„Europäisches Semester“ soll Wirtschafts- und Finanzpolitik in der EU besser koordinieren

Die EU-Staats- und Regierungschefs haben grünes Licht für eine deutlich verstärkte Koordinierung der europäischen Wirtschafts- und Finanzpolitik gegeben. Damit zogen sie weitreichende Konsequenzen aus der Wirtschafts- und Finanzkrise in den vergangenen zwei Jahren.

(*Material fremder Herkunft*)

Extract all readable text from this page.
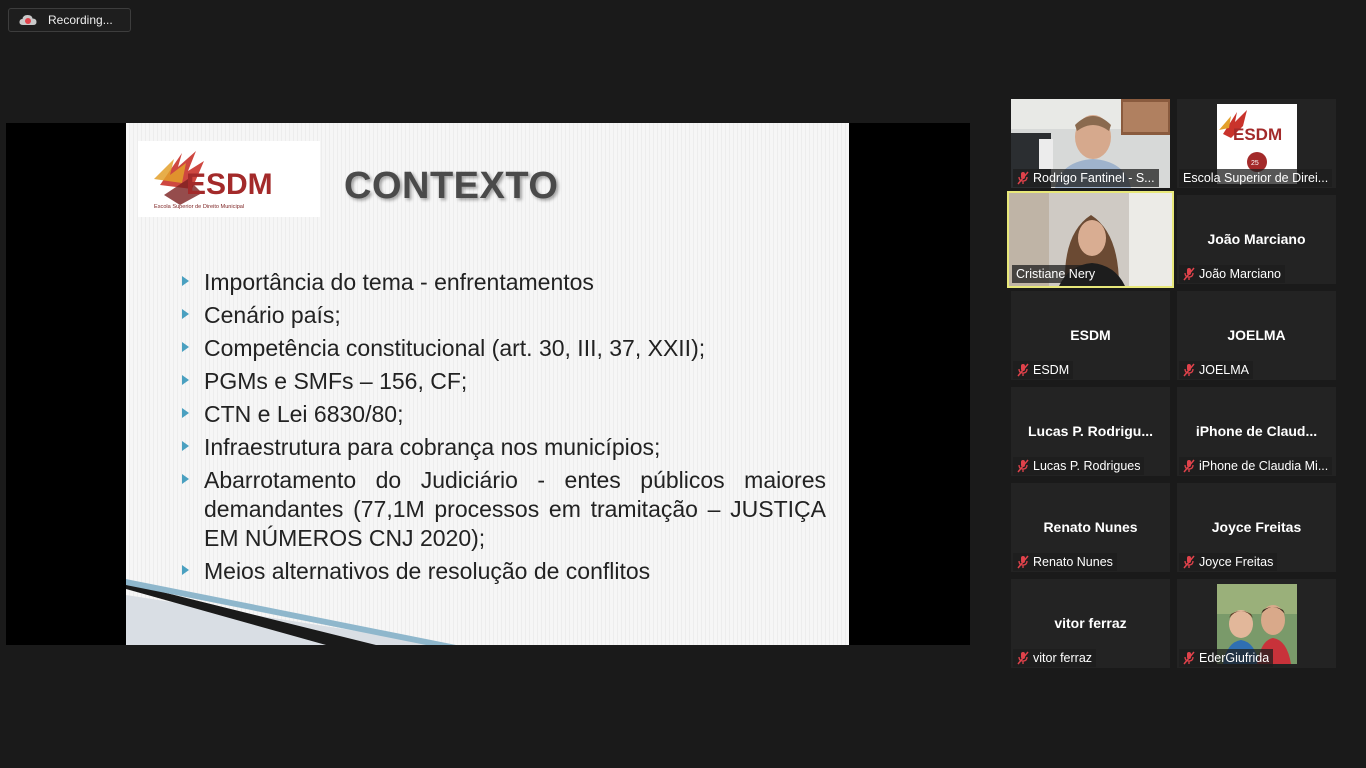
Recording...
ESDM
Escola Superior de Direito Municipal	CONTEXTO
Importância do tema - enfrentamentos
Cenário país;
Competência constitucional (art. 30, III, 37, XXII);
PGMs e SMFs – 156, CF;
CTN e Lei 6830/80;
Infraestrutura para cobrança nos municípios;
Abarrotamento do Judiciário - entes públicos maiores demandantes (77,1M processos em tramitação – JUSTIÇA EM NÚMEROS CNJ 2020);
Meios alternativos de resolução de conflitos
Rodrigo Fantinel - S...
ESDM
25
Escola Superior de Direi...
Cristiane Nery
João Marciano
João Marciano
ESDM
ESDM
JOELMA
JOELMA
Lucas P. Rodrigu...
Lucas P. Rodrigues
iPhone de Claud...
iPhone de Claudia Mi...
Renato Nunes
Renato Nunes
Joyce Freitas
Joyce Freitas
vitor ferraz
vitor ferraz	EderGiufrida
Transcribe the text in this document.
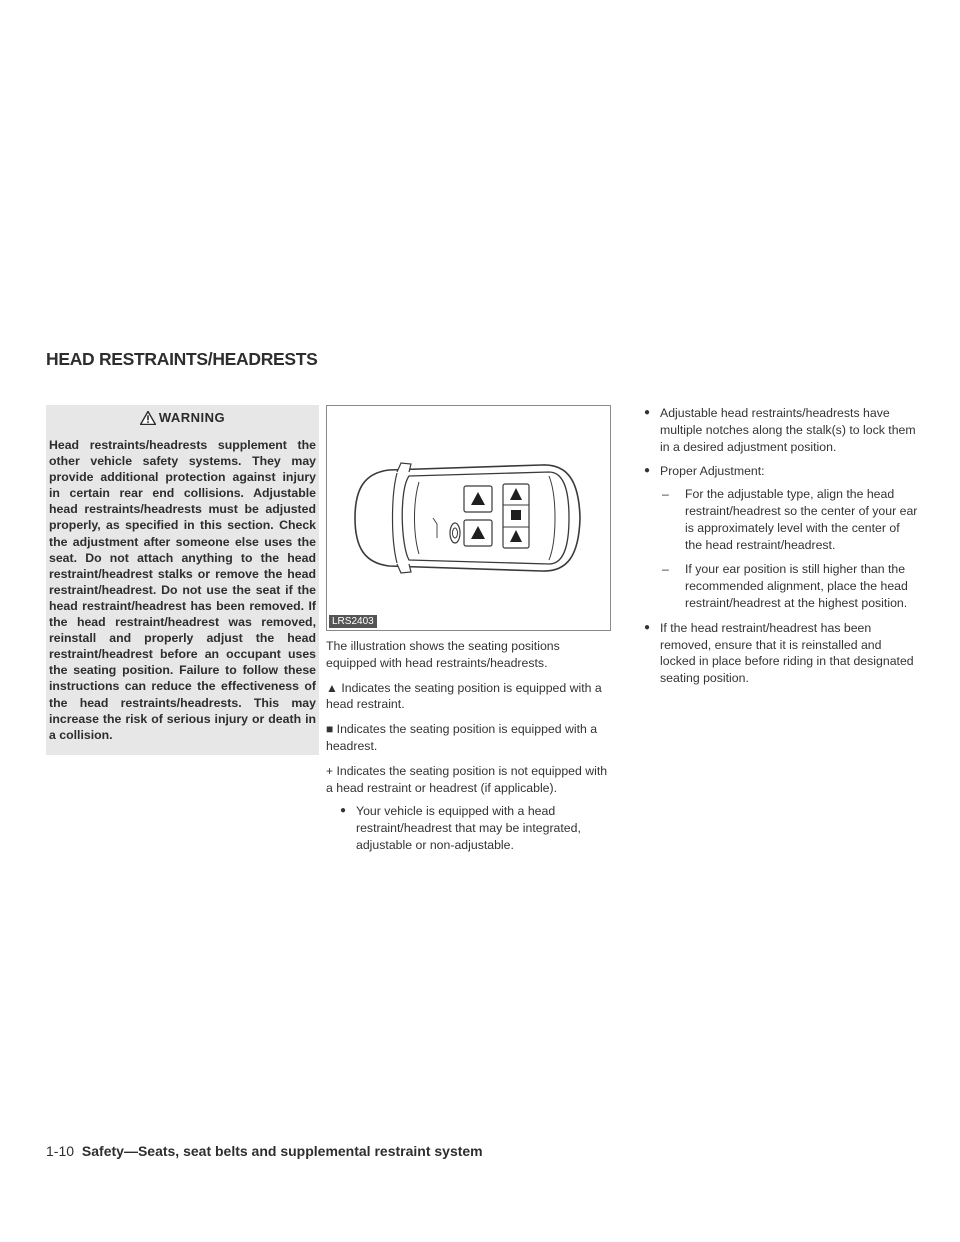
HEAD RESTRAINTS/HEADRESTS
WARNING

Head restraints/headrests supplement the other vehicle safety systems. They may provide additional protection against injury in certain rear end collisions. Adjustable head restraints/headrests must be adjusted properly, as specified in this section. Check the adjustment after someone else uses the seat. Do not attach anything to the head restraint/headrest stalks or remove the head restraint/headrest. Do not use the seat if the head restraint/headrest has been removed. If the head restraint/headrest was removed, reinstall and properly adjust the head restraint/headrest before an occupant uses the seating position. Failure to follow these instructions can reduce the effectiveness of the head restraints/headrests. This may increase the risk of serious injury or death in a collision.

LRS2403

The illustration shows the seating positions equipped with head restraints/headrests.

▲ Indicates the seating position is equipped with a head restraint.

■ Indicates the seating position is equipped with a headrest.

+ Indicates the seating position is not equipped with a head restraint or headrest (if applicable).

● Your vehicle is equipped with a head restraint/headrest that may be integrated, adjustable or non-adjustable.
● Adjustable head restraints/headrests have multiple notches along the stalk(s) to lock them in a desired adjustment position.
● Proper Adjustment:
– For the adjustable type, align the head restraint/headrest so the center of your ear is approximately level with the center of the head restraint/headrest.
– If your ear position is still higher than the recommended alignment, place the head restraint/headrest at the highest position.
● If the head restraint/headrest has been removed, ensure that it is reinstalled and locked in place before riding in that designated seating position.
1-10 Safety—Seats, seat belts and supplemental restraint system
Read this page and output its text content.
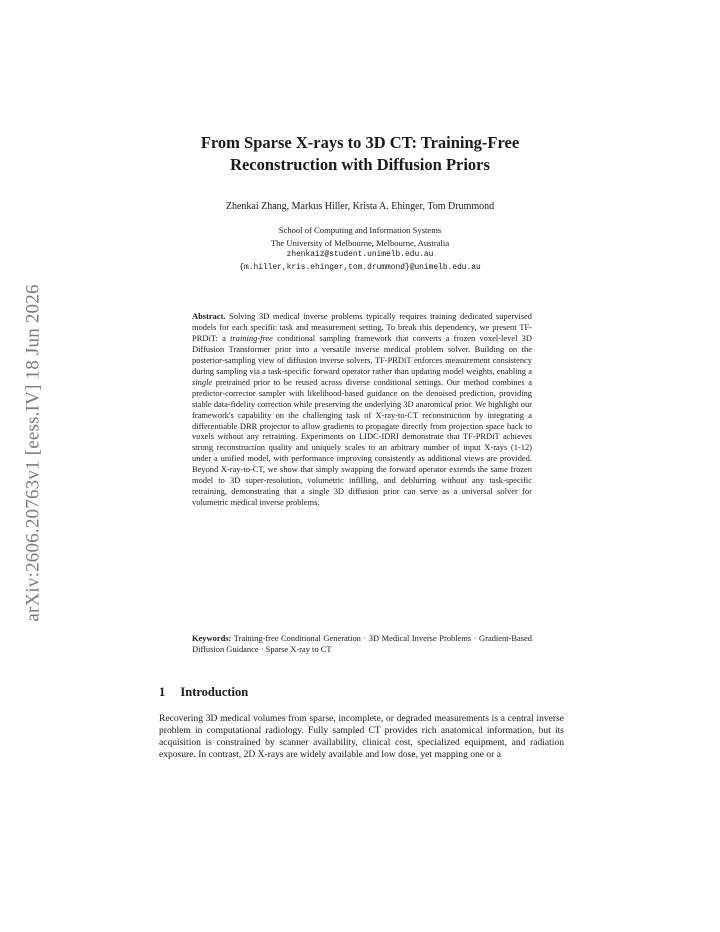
arXiv:2606.20763v1 [eess.IV] 18 Jun 2026
From Sparse X-rays to 3D CT: Training-Free
Reconstruction with Diffusion Priors
Zhenkai Zhang, Markus Hiller, Krista A. Ehinger, Tom Drummond
School of Computing and Information Systems
The University of Melbourne, Melbourne, Australia
zhenkaiz@student.unimelb.edu.au
{m.hiller,kris.ehinger,tom.drummond}@unimelb.edu.au
Abstract. Solving 3D medical inverse problems typically requires training dedicated supervised models for each specific task and measurement setting. To break this dependency, we present TF-PRDiT: a training-free conditional sampling framework that converts a frozen voxel-level 3D Diffusion Transformer prior into a versatile inverse medical problem solver. Building on the posterior-sampling view of diffusion inverse solvers, TF-PRDiT enforces measurement consistency during sampling via a task-specific forward operator rather than updating model weights, enabling a single pretrained prior to be reused across diverse conditional settings. Our method combines a predictor-corrector sampler with likelihood-based guidance on the denoised prediction, providing stable data-fidelity correction while preserving the underlying 3D anatomical prior. We highlight our framework's capability on the challenging task of X-ray-to-CT reconstruction by integrating a differentiable DRR projector to allow gradients to propagate directly from projection space back to voxels without any retraining. Experiments on LIDC-IDRI demonstrate that TF-PRDiT achieves strong reconstruction quality and uniquely scales to an arbitrary number of input X-rays (1-12) under a unified model, with performance improving consistently as additional views are provided. Beyond X-ray-to-CT, we show that simply swapping the forward operator extends the same frozen model to 3D super-resolution, volumetric infilling, and deblurring without any task-specific retraining, demonstrating that a single 3D diffusion prior can serve as a universal solver for volumetric medical inverse problems.
Keywords: Training-free Conditional Generation · 3D Medical Inverse Problems · Gradient-Based Diffusion Guidance · Sparse X-ray to CT
1 Introduction
Recovering 3D medical volumes from sparse, incomplete, or degraded measurements is a central inverse problem in computational radiology. Fully sampled CT provides rich anatomical information, but its acquisition is constrained by scanner availability, clinical cost, specialized equipment, and radiation exposure. In contrast, 2D X-rays are widely available and low dose, yet mapping one or a
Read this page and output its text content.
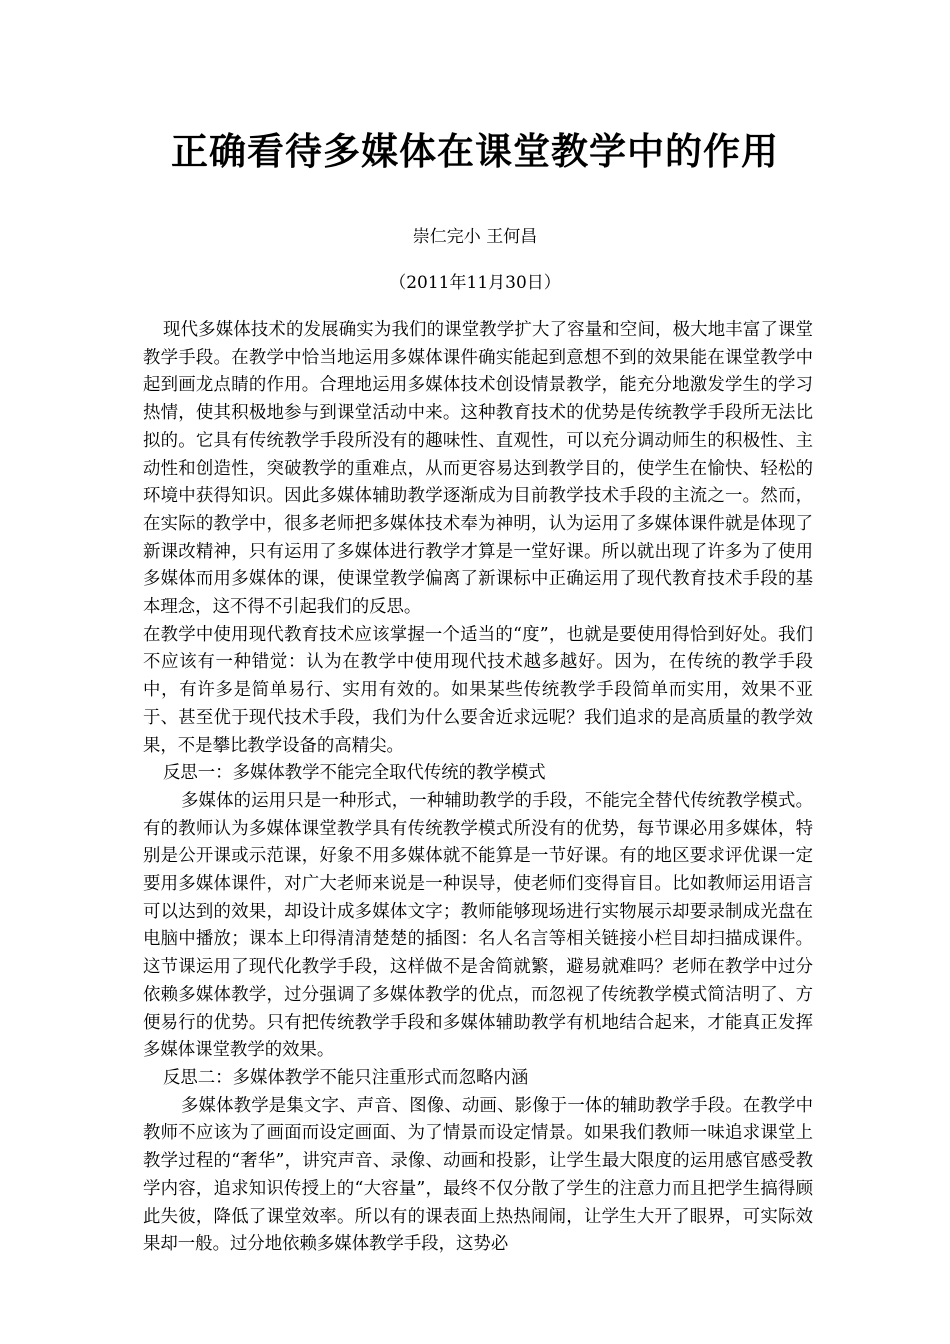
正确看待多媒体在课堂教学中的作用
崇仁完小 王何昌
（2011年11月30日）

现代多媒体技术的发展确实为我们的课堂教学扩大了容量和空间，极大地丰富了课堂教学手段。在教学中恰当地运用多媒体课件确实能起到意想不到的效果能在课堂教学中起到画龙点睛的作用。合理地运用多媒体技术创设情景教学，能充分地激发学生的学习热情，使其积极地参与到课堂活动中来。这种教育技术的优势是传统教学手段所无法比拟的。它具有传统教学手段所没有的趣味性、直观性，可以充分调动师生的积极性、主动性和创造性，突破教学的重难点，从而更容易达到教学目的，使学生在愉快、轻松的环境中获得知识。因此多媒体辅助教学逐渐成为目前教学技术手段的主流之一。然而，在实际的教学中，很多老师把多媒体技术奉为神明，认为运用了多媒体课件就是体现了新课改精神，只有运用了多媒体进行教学才算是一堂好课。所以就出现了许多为了使用多媒体而用多媒体的课，使课堂教学偏离了新课标中正确运用了现代教育技术手段的基本理念，这不得不引起我们的反思。

在教学中使用现代教育技术应该掌握一个适当的“度”，也就是要使用得恰到好处。我们不应该有一种错觉：认为在教学中使用现代技术越多越好。因为，在传统的教学手段中，有许多是简单易行、实用有效的。如果某些传统教学手段简单而实用，效果不亚于、甚至优于现代技术手段，我们为什么要舍近求远呢？我们追求的是高质量的教学效果，不是攀比教学设备的高精尖。

反思一：多媒体教学不能完全取代传统的教学模式

多媒体的运用只是一种形式，一种辅助教学的手段，不能完全替代传统教学模式。有的教师认为多媒体课堂教学具有传统教学模式所没有的优势，每节课必用多媒体，特别是公开课或示范课，好象不用多媒体就不能算是一节好课。有的地区要求评优课一定要用多媒体课件，对广大老师来说是一种误导，使老师们变得盲目。比如教师运用语言可以达到的效果，却设计成多媒体文字；教师能够现场进行实物展示却要录制成光盘在电脑中播放；课本上印得清清楚楚的插图：名人名言等相关链接小栏目却扫描成课件。这节课运用了现代化教学手段，这样做不是舍简就繁，避易就难吗？老师在教学中过分依赖多媒体教学，过分强调了多媒体教学的优点，而忽视了传统教学模式简洁明了、方便易行的优势。只有把传统教学手段和多媒体辅助教学有机地结合起来，才能真正发挥多媒体课堂教学的效果。

反思二：多媒体教学不能只注重形式而忽略内涵

多媒体教学是集文字、声音、图像、动画、影像于一体的辅助教学手段。在教学中教师不应该为了画面而设定画面、为了情景而设定情景。如果我们教师一味追求课堂上教学过程的“奢华”，讲究声音、录像、动画和投影，让学生最大限度的运用感官感受教学内容，追求知识传授上的“大容量”，最终不仅分散了学生的注意力而且把学生搞得顾此失彼，降低了课堂效率。所以有的课表面上热热闹闹，让学生大开了眼界，可实际效果却一般。过分地依赖多媒体教学手段，这势必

Die neuen Verfahren für die "wirtschaftspolitische Steuerung" umfassen proaktive und reaktive Elemente:
 

Zum Abbau wirtschaftlicher Ungleichgewichten werden erstmals Wettbewerbsfähigkeit, Lohnstückkosten und Handelsbilanzen der einzelnen Volkswirtschaften gemeinsam untersucht. Ziel ist die "rechtzeitige Korrektur unhaltbarer Unterschiede und Ungleichgewichte", wie der Europäische Rat formuliert.

 

Zur Verhinderung der Überschuldung einzelner Mitgliedstaaten werden die nationalen Haushalte strikt überwacht.  Insbesondere werden die Budgets der Mitgliedstaaten schon im Entwurfsstadium von der Kommission geprüft und bewertet. Verstöße gegen den Stabilitäts- und Wachstumspakt können künftig mit noch nicht im Einzelnen festgelegten Sanktionen geahndet werden. Die Rede ist von der Streichung von EU-Mitteln und der Einschränkung von Stimmrechten
       

Das "europäische Semester" beginnt im März jeden Jahres mit "strategischen Empfehlungen" des Europäischen Rates auf der Grundlage eines Berichts der EU-Kommission. Diese sollen die Grundlage bilden für die Reformprogramme und Haushalte der Mitgliedstaaten, die von der Kommission geprüft werden. Dazu kann dann der Europäische Rat im Juni wiederum spezifische Empfehlungen abgeben.

 

Damit verwirklicht die EU lange blockierte Vorschläge, die als Teil einer europäischen Wirtschaftsregierung verstanden werden können. Der Vorsitzende der Euro-Gruppe und luxemburgische Premierminister Jean-Claude Juncker sagte laut "Der Spiegel", die EU sei "in den letzten Monaten weiter gekommen als in den vergangenen zehn Jahren". Österreichs Finanzminister Josef Pröll nannte die Beschlüsse einen "Quantensprung." Kommissionspräsident José Manuel Barroso sprach von einer "echten Wirtschaftsunion".
 
Der politischen Einigung auf diese Maßnahmen folgen voraussichtlich bereits am 29. September legislative Vorschläge der EU-Kommission zur Umsetzung. Brisant werden - wie oft in europäischen Fragen - die bislang abstrakten Entscheidungen aber erst bei der Umsetzung, wenn etwa der von einer nationalen Regierung beschlossene Budgetentwurf als unakzeptabel verworfen oder das Lohnniveau in einem Mitgliedstaat als zu hoch eingeschätzt wird.